Anımsama terapisinin daha yoğun biçimlerinden biri, demans hastaları için bir günlük bakım merkezi olan Kent Meydanı adı verilen bir yerdir. 2018'de açıldıktan kısa bir süre sonra ziyaret ettim. Kreş, San Diego Operası tarafından 1950'lerin şehrine benzeyecek şekilde tasarlanan sahte bir köyden oluşuyordu. Bir restoran, güzellik salonu, evcil hayvan mağazası, sinema, benzin istasyonu ve belediye binası vardı. Kent Meydanı, katılımcıların en güzel anılarının kaybolduğu dönemi yeniden yaratarak yaşam kalitelerini iyileştirmeyi umuyordu. Tesis konuşacak çok şey sunuyordu. Mesela oturma odasında Elvis'in bir portresi asılıydı ve onu gören bir kadın gençlik yıllarından bahsediyor, geçmişine ışınlanıyordu. Georgi Gospodinov, “Zaman Barınağı” adlı romanında geçmiş dönemleri simüle eden hafıza klinikleri geliştiren bir psikiyatrist hakkında “İnsandan başka zaman makinesi yoktur” diye yazıyor. Başlangıçta bu plan konusunda şüpheliydim; İnsanları, günün her saatinde eski şarkıların çalındığı, çift kilitli bir sahnede ağırlamak kulağa tuhaf geliyordu. Ama orada yaşadıklarım -mutlu bir ortamda kendiliğinden oluşan anılar- belki de şimdiye kadar gördüğüm tek olumlu Alzheimer vizyonuydu.

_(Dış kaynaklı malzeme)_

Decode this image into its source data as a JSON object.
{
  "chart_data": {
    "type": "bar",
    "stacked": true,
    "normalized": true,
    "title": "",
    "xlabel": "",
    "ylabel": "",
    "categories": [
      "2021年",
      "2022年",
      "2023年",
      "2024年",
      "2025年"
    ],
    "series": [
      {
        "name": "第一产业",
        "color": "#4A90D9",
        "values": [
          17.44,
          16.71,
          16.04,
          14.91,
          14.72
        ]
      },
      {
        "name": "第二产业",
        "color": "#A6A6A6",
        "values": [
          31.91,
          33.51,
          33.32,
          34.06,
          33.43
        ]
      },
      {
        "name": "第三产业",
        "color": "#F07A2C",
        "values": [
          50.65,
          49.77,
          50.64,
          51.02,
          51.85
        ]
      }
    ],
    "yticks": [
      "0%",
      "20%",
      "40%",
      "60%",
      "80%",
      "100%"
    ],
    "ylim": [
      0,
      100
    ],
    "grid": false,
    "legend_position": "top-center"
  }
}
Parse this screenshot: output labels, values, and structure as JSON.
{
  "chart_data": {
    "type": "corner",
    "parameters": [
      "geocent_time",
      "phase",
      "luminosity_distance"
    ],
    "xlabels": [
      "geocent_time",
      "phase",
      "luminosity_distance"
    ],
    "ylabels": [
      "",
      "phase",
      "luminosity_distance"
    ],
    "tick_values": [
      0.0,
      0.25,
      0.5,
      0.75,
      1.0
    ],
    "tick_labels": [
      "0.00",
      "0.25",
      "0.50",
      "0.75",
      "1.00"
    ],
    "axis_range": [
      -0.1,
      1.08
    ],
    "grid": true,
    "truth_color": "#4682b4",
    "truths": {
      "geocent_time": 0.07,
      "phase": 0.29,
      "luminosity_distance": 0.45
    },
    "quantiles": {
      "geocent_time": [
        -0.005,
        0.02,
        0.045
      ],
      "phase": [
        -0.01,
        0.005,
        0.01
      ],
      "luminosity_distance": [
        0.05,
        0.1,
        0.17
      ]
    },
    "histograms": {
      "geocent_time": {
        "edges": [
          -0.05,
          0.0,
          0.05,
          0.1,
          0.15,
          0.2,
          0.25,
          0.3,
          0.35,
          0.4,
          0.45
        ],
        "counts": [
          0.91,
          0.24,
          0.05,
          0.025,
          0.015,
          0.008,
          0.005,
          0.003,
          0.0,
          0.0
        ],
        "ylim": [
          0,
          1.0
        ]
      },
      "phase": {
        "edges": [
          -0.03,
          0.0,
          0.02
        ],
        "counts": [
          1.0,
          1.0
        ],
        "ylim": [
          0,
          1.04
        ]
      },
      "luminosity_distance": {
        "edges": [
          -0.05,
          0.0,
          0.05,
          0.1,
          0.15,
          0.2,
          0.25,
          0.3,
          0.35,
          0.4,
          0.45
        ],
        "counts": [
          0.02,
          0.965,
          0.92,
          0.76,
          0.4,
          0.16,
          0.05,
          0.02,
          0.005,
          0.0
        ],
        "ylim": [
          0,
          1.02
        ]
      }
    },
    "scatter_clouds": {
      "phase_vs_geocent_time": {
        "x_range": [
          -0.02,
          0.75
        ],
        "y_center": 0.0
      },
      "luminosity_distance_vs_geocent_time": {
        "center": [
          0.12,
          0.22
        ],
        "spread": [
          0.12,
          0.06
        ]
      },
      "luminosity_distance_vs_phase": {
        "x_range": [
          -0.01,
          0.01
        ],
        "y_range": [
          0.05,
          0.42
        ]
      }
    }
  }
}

Bunu babam için istedim, artık onun dünyası olan dükkânını kapattığı için ona bir neşe hissi vermek istedim. Her ne kadar yetişkinler için kreşe gitmese de, belki de 1966'daki gezisinin tekrarı, gençliğinin bir tablosunu yeniden yaratmak gibi olurdu. Dürüst olmak gerekirse, hem kendim hem de onun için son korkunç yılların anılarını yenileriyle değiştirmek istedim. Son 16 ayımı, aşılmaz faiz oranlarında indirim müzakereleri yapmak için doktorlarına, bankalarına ve avukatlarına sayısız telefon görüşmesi yaparak geçirdim. Rastgele küçük ödemeler yaparak veya hasta olduğunu inkar ederek çabalarımı istemeden baltaladığında çıldırdım ve bunu asla bana karşı kullanmadı. HAYIR. Yollarını düzelteceğine söz verdi. Bazen o da benim mızmızlandığımı ve “kalem boyunlu” olduğumu (sanırım talepkar ve aşırı hevesli bir her şeyi bilen biri) olduğumu haykırırdı. Ama onu, evini terk etmem için bana tıslayacak kadar sert ittiğimde bile, beni kayıtsız şartsız sevdiğini ve yakında özür dileyeceğini biliyordum. Ben kendime güvenmezken bile o bana güveniyordu. Varlığımı destekleyen bu safranın karşılığında hiçbir şey istemedi ve en ufak bir beklentisi yoktu. Daha sonra hiçbir zaman kavga başlatmadı, üstelik bunun nedeni sadece hastalığı değildi. Beyni boşalırken biriktirdiği hataları yaptığında, hiçbirinin onun hatası olmadığını bilmeme rağmen, o da benim gibi, bana karşı hiç kin beslemiyordu. Yine de neden planlamamıştı? Kendi annesinin acı çektiğini ve onu beslemek için çabaladığını görmemiş miydi?